BLANTYRE, Malawi (RNS/ENInews) A Presbyterian church in Malawi has welcomed a 14-year jail sentence for two Malawian men who held a traditional engagement ceremony in a country where same-sex relationships are a crime.

"As a church we don't support homosexuality or same-sex marriages. That is both un-African and un-Christian," the Rev. Levi Nyondo, general secretary of the Church of Central Africa Presbyterian, Livingstonia Synod, told ENInews. "We are happy they have been sentenced to 14 years in jail."

A magistrate's court sentenced Steven Monjeza and Tiwonge Chimbalanga to the maximum 14 years in prison on Thursday (May 20) after convicting them of buggery (sodomy) and gross indecency.

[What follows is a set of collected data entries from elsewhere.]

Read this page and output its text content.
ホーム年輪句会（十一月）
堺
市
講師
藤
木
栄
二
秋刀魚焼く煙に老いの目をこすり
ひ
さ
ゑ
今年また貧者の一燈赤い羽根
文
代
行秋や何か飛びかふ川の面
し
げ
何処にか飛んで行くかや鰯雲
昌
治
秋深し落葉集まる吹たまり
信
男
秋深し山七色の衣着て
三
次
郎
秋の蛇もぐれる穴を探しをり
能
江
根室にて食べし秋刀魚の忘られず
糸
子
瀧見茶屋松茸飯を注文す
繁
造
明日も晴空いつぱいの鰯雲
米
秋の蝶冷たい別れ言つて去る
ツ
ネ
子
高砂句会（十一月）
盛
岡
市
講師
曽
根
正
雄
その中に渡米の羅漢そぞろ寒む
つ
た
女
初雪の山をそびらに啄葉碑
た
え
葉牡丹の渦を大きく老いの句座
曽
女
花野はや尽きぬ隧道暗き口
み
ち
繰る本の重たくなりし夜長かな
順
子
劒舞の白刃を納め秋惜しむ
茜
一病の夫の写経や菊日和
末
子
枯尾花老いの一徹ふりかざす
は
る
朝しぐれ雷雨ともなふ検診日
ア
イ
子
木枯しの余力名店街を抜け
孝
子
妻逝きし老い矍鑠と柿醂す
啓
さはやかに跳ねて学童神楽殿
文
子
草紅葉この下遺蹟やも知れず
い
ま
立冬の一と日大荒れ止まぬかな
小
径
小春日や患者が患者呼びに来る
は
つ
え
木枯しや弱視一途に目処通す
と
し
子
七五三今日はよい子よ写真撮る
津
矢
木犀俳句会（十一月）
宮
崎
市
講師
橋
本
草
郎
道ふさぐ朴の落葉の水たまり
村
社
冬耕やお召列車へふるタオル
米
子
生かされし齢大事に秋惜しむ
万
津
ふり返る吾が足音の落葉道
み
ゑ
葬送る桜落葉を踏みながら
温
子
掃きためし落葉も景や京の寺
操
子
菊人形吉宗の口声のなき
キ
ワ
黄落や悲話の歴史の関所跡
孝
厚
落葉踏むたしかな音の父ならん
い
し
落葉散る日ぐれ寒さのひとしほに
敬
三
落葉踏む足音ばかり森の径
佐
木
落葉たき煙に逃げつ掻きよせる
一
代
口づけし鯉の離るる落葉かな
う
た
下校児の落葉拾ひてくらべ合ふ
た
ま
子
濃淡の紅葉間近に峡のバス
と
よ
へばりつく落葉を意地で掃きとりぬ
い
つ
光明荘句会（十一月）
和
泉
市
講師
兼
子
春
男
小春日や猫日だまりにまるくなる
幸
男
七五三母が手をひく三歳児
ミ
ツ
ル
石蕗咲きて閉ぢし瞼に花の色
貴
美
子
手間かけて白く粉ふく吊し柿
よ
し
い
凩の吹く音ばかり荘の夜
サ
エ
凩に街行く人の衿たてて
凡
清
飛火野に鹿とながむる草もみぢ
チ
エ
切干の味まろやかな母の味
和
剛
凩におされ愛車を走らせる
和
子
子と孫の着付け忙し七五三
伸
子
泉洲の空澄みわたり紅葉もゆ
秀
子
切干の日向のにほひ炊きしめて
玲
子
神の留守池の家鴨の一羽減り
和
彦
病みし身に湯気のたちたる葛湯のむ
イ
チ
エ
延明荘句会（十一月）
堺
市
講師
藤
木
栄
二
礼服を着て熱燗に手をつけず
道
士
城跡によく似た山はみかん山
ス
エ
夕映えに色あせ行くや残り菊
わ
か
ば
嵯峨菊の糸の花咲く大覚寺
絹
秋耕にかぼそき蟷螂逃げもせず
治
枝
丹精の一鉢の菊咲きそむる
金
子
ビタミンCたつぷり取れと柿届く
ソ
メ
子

"I am giving you a scary sentence so that the public must be protected ...," Chief Resident Magistrate Nyakwawa Usiwa Usiwa said. "Malawi society is not ready to see its sons marrying other sons, nor daughters marrying daughters. It is immoral in our society."

Non-governmental organizations present at the court hearing described the sentence as extreme.

"We are shocked with the sentence," said Undule Mwakasungula, executive director of the Centre for Human Rights and Rehabilitation. "Sending them to jail will not stop them from being gay. We will help them appeal this case and I hope the High Court will be lenient."

But the local Presbyterian church urged the government of Malawi, which is one of the world's poorest countries, not to be bullied by foreign donors into legalizing homosexuality.

"The donors can stay with their money, we have our morals to protect," said Nyondo. "The government should stand firm, we are supporting it. They should not be bullied into submission by donor money."